Image recognition is one of the main branches of computer vision in Artificial Intelligence (AI), and one of the many things that I had the opportunity to learn during my internship here at Wovenware this past summer.
My experience is something that I’m confident will serve me greatly as I begin my career, and also something that I will cherish forever.
As a student at the University of Puerto Rico in Mayagüez without any prior internship experience or expertise in AI, frankly, I was terrified of what would be expected of me and everything was new and overwhelming at first.
Nevertheless, hope was not lost, and with each passing day I worked hard to learn as much as possible so I would be able to complete my assigned tasks, which included assisting with the analysis and processing of data that would go into the creation of machine learning models for image recognition.

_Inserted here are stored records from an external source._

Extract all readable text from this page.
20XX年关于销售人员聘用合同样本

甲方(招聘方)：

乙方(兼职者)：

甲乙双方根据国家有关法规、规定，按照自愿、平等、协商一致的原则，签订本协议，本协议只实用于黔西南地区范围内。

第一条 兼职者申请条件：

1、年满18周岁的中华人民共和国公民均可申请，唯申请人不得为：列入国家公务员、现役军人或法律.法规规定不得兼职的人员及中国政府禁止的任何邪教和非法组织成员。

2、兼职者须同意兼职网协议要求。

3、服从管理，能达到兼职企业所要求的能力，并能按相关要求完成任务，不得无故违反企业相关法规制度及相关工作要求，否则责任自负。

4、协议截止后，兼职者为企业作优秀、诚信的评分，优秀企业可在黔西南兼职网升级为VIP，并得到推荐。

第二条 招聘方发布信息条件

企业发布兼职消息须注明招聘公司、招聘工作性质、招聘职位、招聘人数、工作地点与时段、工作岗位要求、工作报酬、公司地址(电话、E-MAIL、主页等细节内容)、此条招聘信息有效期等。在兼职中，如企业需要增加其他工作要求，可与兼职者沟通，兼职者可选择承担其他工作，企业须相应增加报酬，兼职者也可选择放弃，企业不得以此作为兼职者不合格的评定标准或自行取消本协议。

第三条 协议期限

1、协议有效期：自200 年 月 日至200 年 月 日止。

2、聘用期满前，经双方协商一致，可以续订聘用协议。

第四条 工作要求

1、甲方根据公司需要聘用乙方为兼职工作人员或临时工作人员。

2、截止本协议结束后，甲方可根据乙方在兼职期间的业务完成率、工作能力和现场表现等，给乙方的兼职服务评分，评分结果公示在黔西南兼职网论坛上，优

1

Building a Machine Learning Model to Recognize Images
Image recognition is the ability for software to identify any type of object or living thing inside a picture. Our goal was to create a model that could identify and predict the exact location of a variety of objects like buildings, aircrafts, and vehicles from a given picture. The model consists of a method named SSD, which is the process of predicting the location of the object inside a bounding box, a four point coordinate that encloses the predicted object of the desired category.
To handle our data, we used the pandas software library, written for Python, which helped us create a data frame to control, use and extract the desired data in a very few lines of code. The other part of this project required us to train and validate the models we created using a class with a factory design pattern.
The essential part of our project involved a single class that followed this pattern, to generated similar objects without the use of constructors. In this process, the factory receives all of the data that the client needs and it pulls all of the required classes to build that object with the client’s specifications. One of my main tasks was to write a code for reading the configurations of the desired model and generate it in a YAML file. Our model was generated by this factory class, and while it was being created, it went through the process of training in a deep neural network using the Single Shot Detector (SSD).
Thanks to this internship, I was able to expand my knowledge of fascinating news areas of AI, and work hands on with models just as a professional data scientist. I’m grateful for the opportunity not only professionally and academically, but also for the relationships I have created with my co-workers, and the opportunity to work at a dynamic and caring company. My supervisor, Leslie De Jesus and mentor Brian Landron were determined to teach me everything about the project, and helped me learn as much as I could so that I have the tools needed to continue on my own.
As I make my way to Google for a semester co-op, I will never forget Wovenware, nor the friendships and memories I’ve made here. They say that “you’ll never forget your first,” like your first car, your first love, or your first job. Well, I will certainly never forget my first internship.